O jogo duro continuou, entretanto, custando aos Penguins os serviços
do seu goleiro aos 17:05, quando Dumont acertou uma tacada na cabeça
de Skudra pelas costas. Isso fez com que Jean-Sebastien Aubin, que não
jogava desde a derrota há uma semana para o Montreal, o substituísse.
Não se sabe ainda a gravidade ou a natureza da contusão
de Skudra.
Os Penguins conseguiram uma rápida vantagem de dois gols no começo
do terceiro tempo, que começou com uma jogada efetiva de Bonvie.
Depois de armar um dois-contra-um que não deu certo, ele deu
a pancada do jogo ao acertar Brown contra as bordas atrás do
gol do Chicago. Ao patinar para fora da zona do Chicago, Bonvie foi
talhado por VandenBussche, mas a punição acabou não
sendo servida.
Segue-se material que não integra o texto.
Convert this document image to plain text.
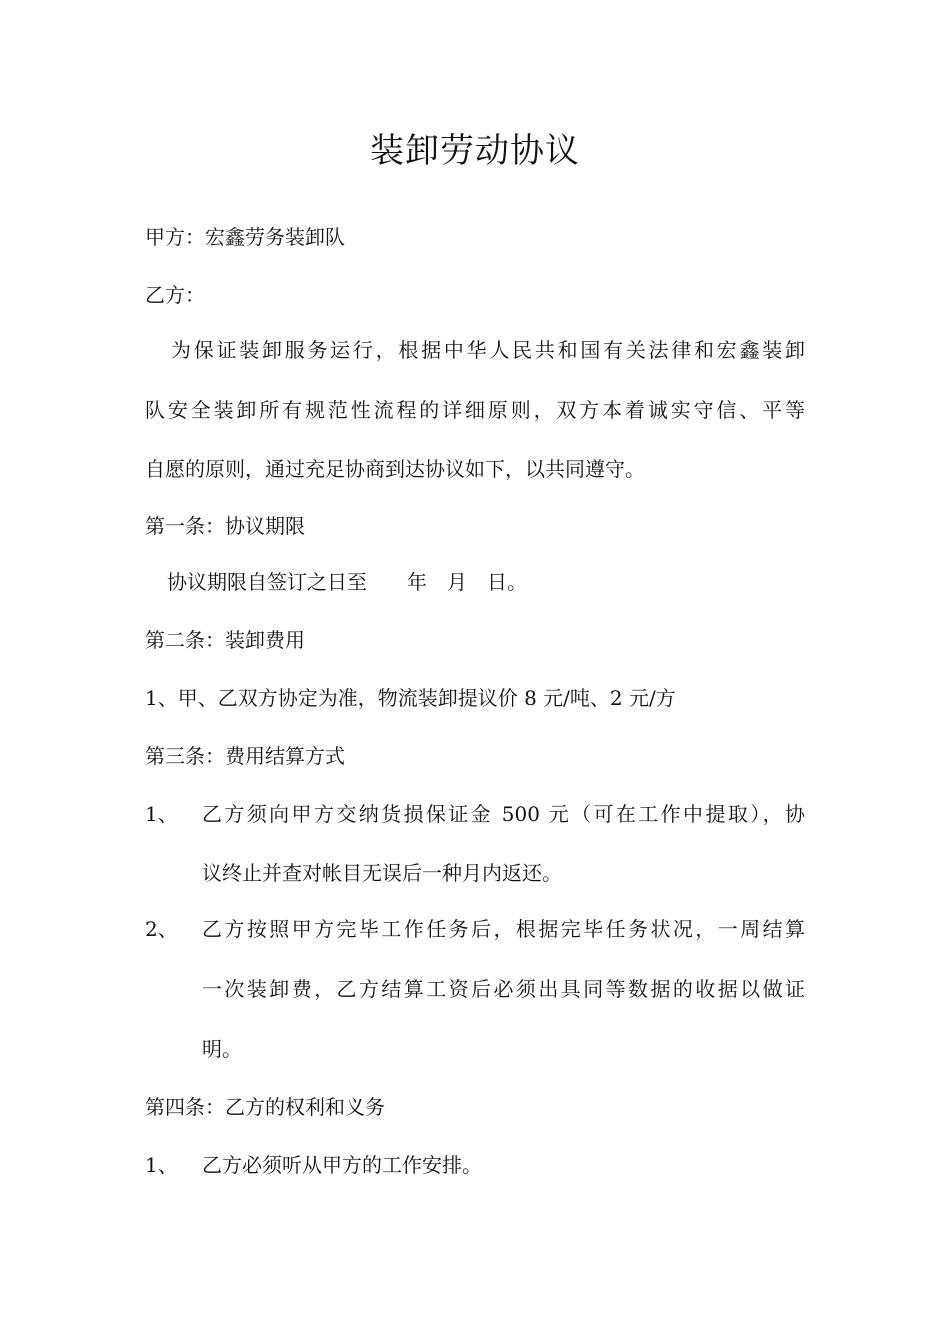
装卸劳动协议
甲方：宏鑫劳务装卸队
乙方：
为保证装卸服务运行，根据中华人民共和国有关法律和宏鑫装卸
队安全装卸所有规范性流程的详细原则，双方本着诚实守信、平等
自愿的原则，通过充足协商到达协议如下，以共同遵守。
第一条：协议期限
协议期限自签订之日至　　年　月　日。
第二条：装卸费用
1、甲、乙双方协定为准，物流装卸提议价 8 元/吨、2 元/方
第三条：费用结算方式
1、 乙方须向甲方交纳货损保证金 500 元（可在工作中提取），协
议终止并查对帐目无误后一种月内返还。
2、 乙方按照甲方完毕工作任务后，根据完毕任务状况，一周结算
一次装卸费，乙方结算工资后必须出具同等数据的收据以做证
明。
第四条：乙方的权利和义务
1、 乙方必须听从甲方的工作安排。
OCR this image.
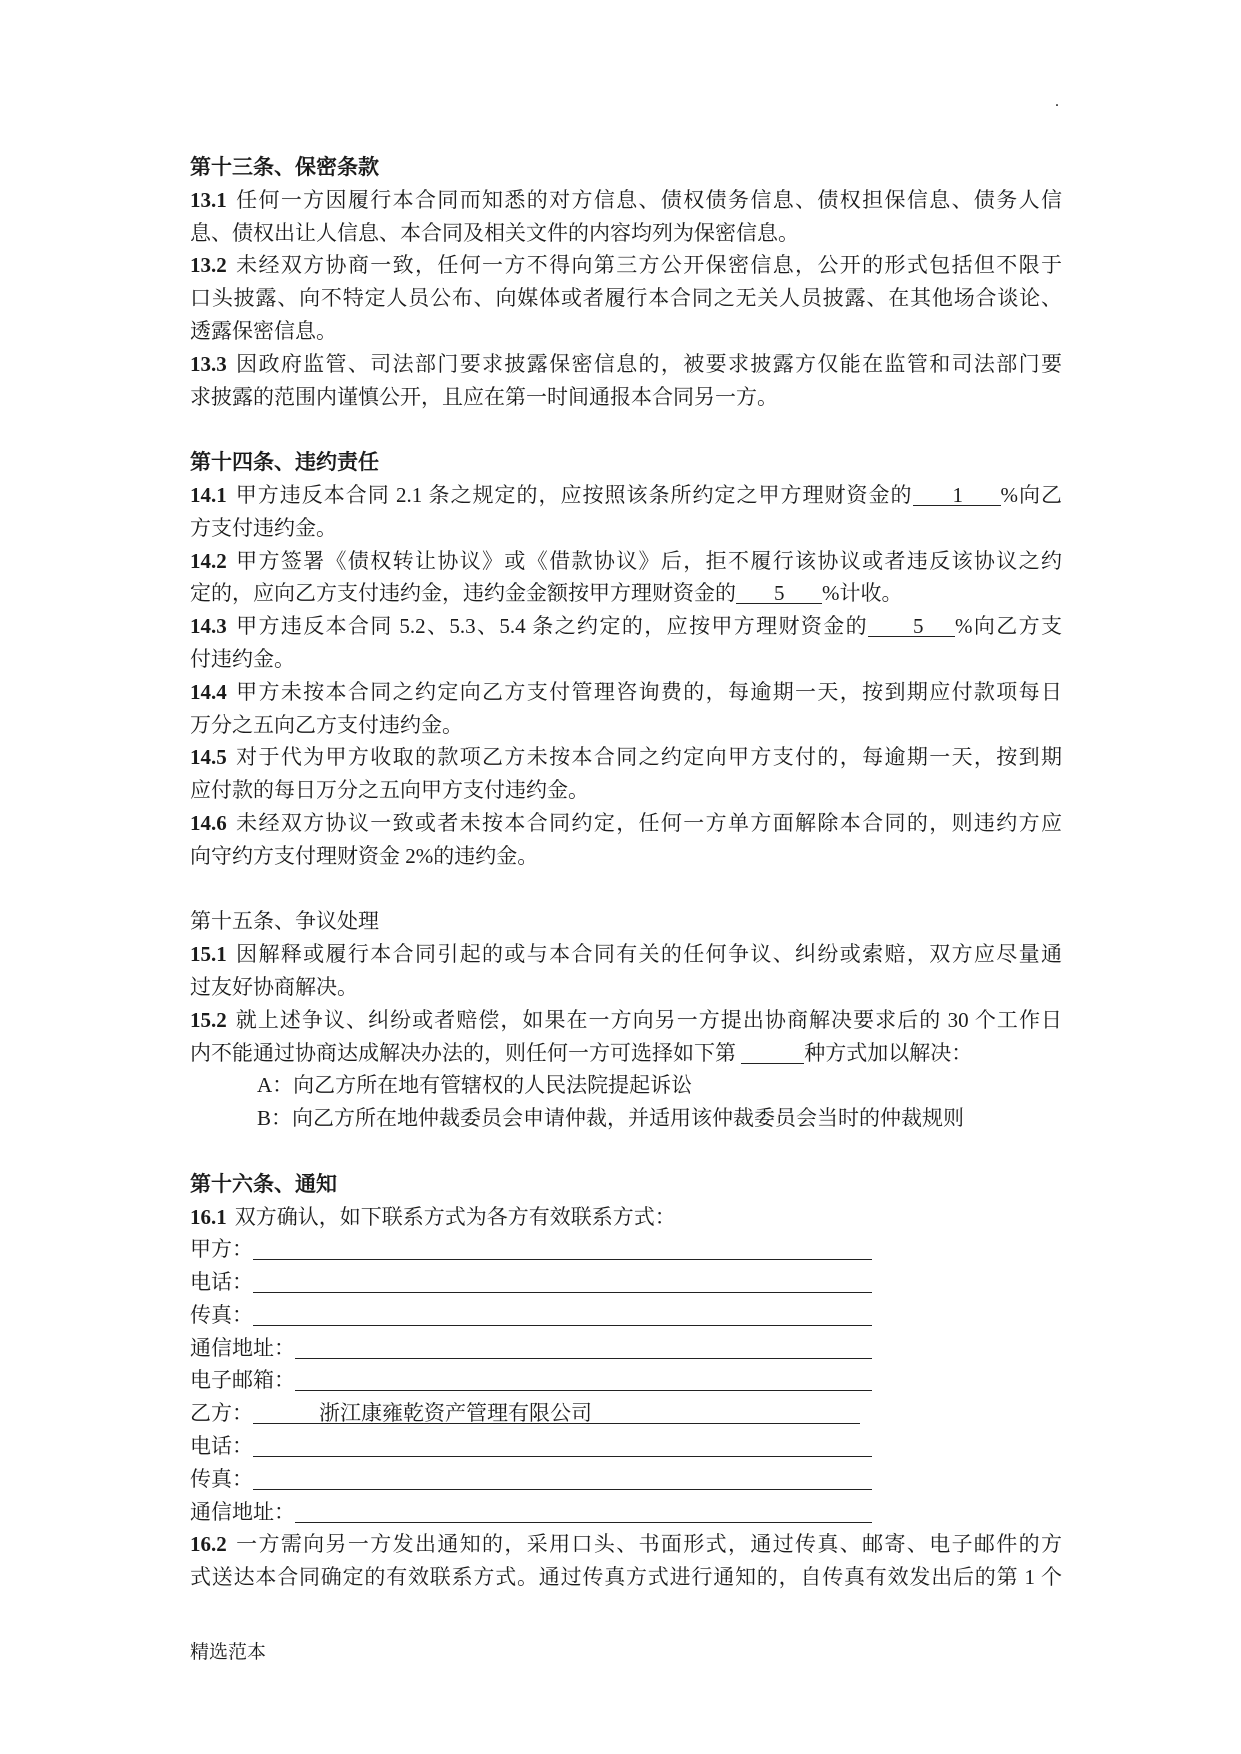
.
第十三条、保密条款
13.1 任何一方因履行本合同而知悉的对方信息、债权债务信息、债权担保信息、债务人信
息、债权出让人信息、本合同及相关文件的内容均列为保密信息。
13.2 未经双方协商一致，任何一方不得向第三方公开保密信息，公开的形式包括但不限于
口头披露、向不特定人员公布、向媒体或者履行本合同之无关人员披露、在其他场合谈论、
透露保密信息。
13.3 因政府监管、司法部门要求披露保密信息的，被要求披露方仅能在监管和司法部门要
求披露的范围内谨慎公开，且应在第一时间通报本合同另一方。
第十四条、违约责任
14.1 甲方违反本合同 2.1 条之规定的，应按照该条所约定之甲方理财资金的 1 %向乙
方支付违约金。
14.2 甲方签署《债权转让协议》或《借款协议》后，拒不履行该协议或者违反该协议之约
定的，应向乙方支付违约金，违约金金额按甲方理财资金的 5 %计收。
14.3 甲方违反本合同 5.2、5.3、5.4 条之约定的，应按甲方理财资金的 5 %向乙方支
付违约金。
14.4 甲方未按本合同之约定向乙方支付管理咨询费的，每逾期一天，按到期应付款项每日
万分之五向乙方支付违约金。
14.5 对于代为甲方收取的款项乙方未按本合同之约定向甲方支付的，每逾期一天，按到期
应付款的每日万分之五向甲方支付违约金。
14.6 未经双方协议一致或者未按本合同约定，任何一方单方面解除本合同的，则违约方应
向守约方支付理财资金 2%的违约金。
第十五条、争议处理
15.1 因解释或履行本合同引起的或与本合同有关的任何争议、纠纷或索赔，双方应尽量通
过友好协商解决。
15.2 就上述争议、纠纷或者赔偿，如果在一方向另一方提出协商解决要求后的 30 个工作日
内不能通过协商达成解决办法的，则任何一方可选择如下第	种方式加以解决：
A：向乙方所在地有管辖权的人民法院提起诉讼
B：向乙方所在地仲裁委员会申请仲裁，并适用该仲裁委员会当时的仲裁规则
第十六条、通知
16.1 双方确认，如下联系方式为各方有效联系方式：
甲方：
电话：
传真：
通信地址：
电子邮箱：
乙方：	浙江康雍乾资产管理有限公司
电话：
传真：
通信地址：
16.2 一方需向另一方发出通知的，采用口头、书面形式，通过传真、邮寄、电子邮件的方
式送达本合同确定的有效联系方式。通过传真方式进行通知的，自传真有效发出后的第 1 个
精选范本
Alguns segundos depois, o central Tyler Wright, dos Penguins,
chutou de primeira um passe de Robert Dome para conseguir a vantagem
de 3-1 aos 3:17. Foi o segundo gol de Wright em dois jogos, algo extraordinário
quando se considera que ele não marcara nenhum nos cem jogos
anteriores.
Aubin defendeu 13 dos 14 chutes que encarou, os Penguins mataram duas
punições e Jagr marcou no gol vazio, aos 18:38, seu 27.º
gol — passando Owen Nolan do San Jose Sharks na artilharia —
para acabar com qualquer chance de reação. Os Blackhawks
ainda diminuiram o placar para 4-2 com um gol do ponta-esquerda Dean
McAmmond 25 segundos depois.
Quanto a Kasparaitis, ele lidou com a adversidade de seu jeito costumeiro:
ele bateu muito mais do que levou. Mesmo com os Blackhawks o alvejando
freqüentemente ao longo da noite, poucas vezes conseguiram acertá-lo.
Enquanto isso, Kasparaitis acertou nada menos que três ressonantes
pancadas, sendo que a maior foi contra McAmmond na metade do primeiro
tempo.
E, pelo seu esforço, foi eleito a segunda estrela do jogo.
"Tenho jogado assim por oito anos", disse Kasparaits. "Talvez
algum dia as pessoas percebam que eu gosto disso".